= John Obadiah Justamond =

John Obadiah Justamond (1737–1786) was an Anglo-French surgeon and writer.

==Life==
Justamond was a Huguenot, and acted as surgeon to Westminster Hospital from 1770, having begun at the Middlesex Hospital in 1754 as a surgical pupil. At the Westminster he had a reputation as a reformer, and for palliation and cures of cancers. Justamond also acted as surgeon to the 2nd Regiment of the Dragoon Guards. He was a Fellow of the Royal Society.

Justamond was also employed by the British Museum as a deputy keeper, a locum for Daniel Solander. His connection to the Museum was as son-in-law to Matthew Maty: he had married Maty's daughter Elizabeth. Shortly after Maty died he fell into debt, and lost his museum position of Assistant Librarian in 1778, being replaced by Edward Whitaker Gray.

==Works==
Most of Justamond's works were medical. Notes on chirurgical cases, and observations (1773) was an anonymous attack on William Bromfield and his Chirurgical Cases and Observations of the same year. His cancer cures and case notes, including use of arsenic internally and externally, passed into the literature. Fleetwood Churchill notes other remedies of his for uterine cancer. Thomas Spencer Wells wrote in 1860 that Justamond had anticipated cancer cures then recently in fashion in London.

Two of his best-known works were translations:

- Philosophical and Political History of the Settlements and Trade of Europeans in the East and West Indies (5 vols. 1776), translation from Abbé Raynal, Histoire Politique des Deux Indes.
- Private Life of Louis XV (4 vols., 1781), translation from Mouffle d'Angerville.

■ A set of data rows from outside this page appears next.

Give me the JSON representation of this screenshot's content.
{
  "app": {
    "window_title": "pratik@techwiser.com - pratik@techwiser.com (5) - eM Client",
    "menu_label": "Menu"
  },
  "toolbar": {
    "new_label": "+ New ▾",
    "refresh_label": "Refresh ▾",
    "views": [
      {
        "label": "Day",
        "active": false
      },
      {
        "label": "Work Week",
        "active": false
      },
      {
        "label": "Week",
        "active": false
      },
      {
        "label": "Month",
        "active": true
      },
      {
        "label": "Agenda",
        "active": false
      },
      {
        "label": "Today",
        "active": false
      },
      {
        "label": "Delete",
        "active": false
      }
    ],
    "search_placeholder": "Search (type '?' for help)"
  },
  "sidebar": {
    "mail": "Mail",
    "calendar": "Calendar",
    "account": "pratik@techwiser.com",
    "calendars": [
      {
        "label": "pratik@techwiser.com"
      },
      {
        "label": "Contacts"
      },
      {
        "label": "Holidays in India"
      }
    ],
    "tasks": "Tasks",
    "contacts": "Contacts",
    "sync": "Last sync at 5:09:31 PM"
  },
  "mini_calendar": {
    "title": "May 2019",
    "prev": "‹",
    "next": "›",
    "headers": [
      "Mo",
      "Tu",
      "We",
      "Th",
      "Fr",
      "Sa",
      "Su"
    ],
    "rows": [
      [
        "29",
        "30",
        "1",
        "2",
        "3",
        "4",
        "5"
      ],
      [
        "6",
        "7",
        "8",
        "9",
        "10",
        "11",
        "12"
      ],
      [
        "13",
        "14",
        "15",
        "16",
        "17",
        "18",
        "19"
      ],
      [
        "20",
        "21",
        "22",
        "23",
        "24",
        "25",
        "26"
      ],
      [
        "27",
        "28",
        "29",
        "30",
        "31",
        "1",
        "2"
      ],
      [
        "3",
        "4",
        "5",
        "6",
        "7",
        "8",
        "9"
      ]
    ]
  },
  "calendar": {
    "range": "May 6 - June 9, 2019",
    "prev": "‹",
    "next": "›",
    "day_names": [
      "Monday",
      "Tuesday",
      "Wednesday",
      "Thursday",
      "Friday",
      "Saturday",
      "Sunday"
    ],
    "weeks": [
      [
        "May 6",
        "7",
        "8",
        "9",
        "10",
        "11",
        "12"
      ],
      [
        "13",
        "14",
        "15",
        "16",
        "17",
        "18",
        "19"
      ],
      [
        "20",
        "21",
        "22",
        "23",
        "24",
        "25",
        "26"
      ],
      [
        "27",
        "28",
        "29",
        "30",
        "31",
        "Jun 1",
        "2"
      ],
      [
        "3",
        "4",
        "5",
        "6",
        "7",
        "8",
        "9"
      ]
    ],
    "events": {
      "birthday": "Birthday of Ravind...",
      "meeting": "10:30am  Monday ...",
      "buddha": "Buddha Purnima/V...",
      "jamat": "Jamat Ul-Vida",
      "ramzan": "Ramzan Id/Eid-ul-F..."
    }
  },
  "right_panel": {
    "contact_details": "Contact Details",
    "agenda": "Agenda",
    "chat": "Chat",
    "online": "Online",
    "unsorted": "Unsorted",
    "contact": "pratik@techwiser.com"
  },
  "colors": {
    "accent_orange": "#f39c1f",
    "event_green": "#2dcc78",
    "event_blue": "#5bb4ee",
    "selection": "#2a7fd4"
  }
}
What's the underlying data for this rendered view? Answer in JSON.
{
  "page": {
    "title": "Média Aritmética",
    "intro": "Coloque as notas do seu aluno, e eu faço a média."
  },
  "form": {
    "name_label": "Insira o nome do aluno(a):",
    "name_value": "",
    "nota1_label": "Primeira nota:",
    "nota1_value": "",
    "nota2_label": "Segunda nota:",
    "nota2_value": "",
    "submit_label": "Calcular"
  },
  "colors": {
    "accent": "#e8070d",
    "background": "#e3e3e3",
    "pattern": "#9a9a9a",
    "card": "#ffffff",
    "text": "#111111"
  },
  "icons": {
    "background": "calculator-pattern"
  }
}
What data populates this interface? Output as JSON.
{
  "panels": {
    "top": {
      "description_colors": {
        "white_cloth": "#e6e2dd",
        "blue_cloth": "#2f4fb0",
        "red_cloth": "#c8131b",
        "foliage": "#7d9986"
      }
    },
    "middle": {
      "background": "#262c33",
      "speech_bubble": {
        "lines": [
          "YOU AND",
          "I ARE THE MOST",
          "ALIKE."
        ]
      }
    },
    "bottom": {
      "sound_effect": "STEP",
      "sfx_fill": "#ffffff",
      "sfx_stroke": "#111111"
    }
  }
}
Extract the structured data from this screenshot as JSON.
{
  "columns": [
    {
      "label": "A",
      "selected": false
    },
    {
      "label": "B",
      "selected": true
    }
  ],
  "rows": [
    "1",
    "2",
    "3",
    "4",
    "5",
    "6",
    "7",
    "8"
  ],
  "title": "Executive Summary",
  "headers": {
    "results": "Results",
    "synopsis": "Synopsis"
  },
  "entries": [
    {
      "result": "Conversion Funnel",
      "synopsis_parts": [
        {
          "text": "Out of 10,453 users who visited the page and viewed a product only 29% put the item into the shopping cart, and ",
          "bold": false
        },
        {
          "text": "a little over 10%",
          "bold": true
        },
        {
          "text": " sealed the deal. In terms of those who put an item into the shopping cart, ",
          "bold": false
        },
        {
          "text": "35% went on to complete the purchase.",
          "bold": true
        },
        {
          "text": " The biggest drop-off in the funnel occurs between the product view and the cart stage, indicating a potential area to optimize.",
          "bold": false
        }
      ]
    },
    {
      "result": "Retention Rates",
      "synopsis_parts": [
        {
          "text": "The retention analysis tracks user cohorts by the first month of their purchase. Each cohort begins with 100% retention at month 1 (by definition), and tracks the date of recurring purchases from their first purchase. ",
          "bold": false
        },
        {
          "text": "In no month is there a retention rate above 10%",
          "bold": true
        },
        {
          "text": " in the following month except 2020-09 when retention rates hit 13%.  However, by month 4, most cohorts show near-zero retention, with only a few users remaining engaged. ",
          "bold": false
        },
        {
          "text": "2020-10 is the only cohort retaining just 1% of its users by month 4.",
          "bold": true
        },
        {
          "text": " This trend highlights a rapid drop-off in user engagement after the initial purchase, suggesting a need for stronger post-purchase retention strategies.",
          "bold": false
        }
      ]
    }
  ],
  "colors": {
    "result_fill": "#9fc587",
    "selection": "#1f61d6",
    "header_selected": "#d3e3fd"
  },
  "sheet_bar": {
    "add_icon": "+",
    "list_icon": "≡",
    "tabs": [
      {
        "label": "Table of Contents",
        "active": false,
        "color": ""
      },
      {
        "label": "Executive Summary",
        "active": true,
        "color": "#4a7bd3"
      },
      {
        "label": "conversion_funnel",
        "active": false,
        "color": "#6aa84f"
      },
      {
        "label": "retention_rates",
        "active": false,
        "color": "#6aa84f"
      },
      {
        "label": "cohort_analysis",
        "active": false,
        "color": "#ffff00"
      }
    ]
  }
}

The translation from Raynal was from the second French edition (1774). Justamond had an assistant on it, as reported by Joan Gideon Loten; and the assistant has tentatively been identified as the father of John Gideon Millingen, Michiel Van Millingen. Justamond and a brother were prosperous after its publication, but also ran up debts. It was quite widely noticed, with The Critical Review and Monthly Review approving of Justamond's work, while the Edinburgh Magazine and Review found it insipid and scolded the author. The book was topical, in the year of the American Revolution, because Raynal commented on the grievances of the American colonists that were being raised against the British government. In 1775 the Philadelphia printer James Humphreys had printed translated extracts from Raynal's work as the pamphlet The Sentiments of a Foreigner, on the Disputes of Great-Britain with America. A Philosophical and Political History of the British Settlements and Trade in North America (Edinburgh, 1779) was a part of Justamond's translation. Israel, who devotes a chapter to the Histoire Philosophique, refers to a 1776 Edinburgh edition under this title: at least one Edinburgh edition was a pirate version. The coverage of the American colonies was eulogistic about Pennsylvania, less so in the cases of New England and Virginia.

Justamond wrote for the English Review. He also completed the edition of the Works of Lord Chesterfield, begun by Maty. He commented on the Ciceronian manner of two of Chesterfield's political speeches, not knowing that the author was Samuel Johnson.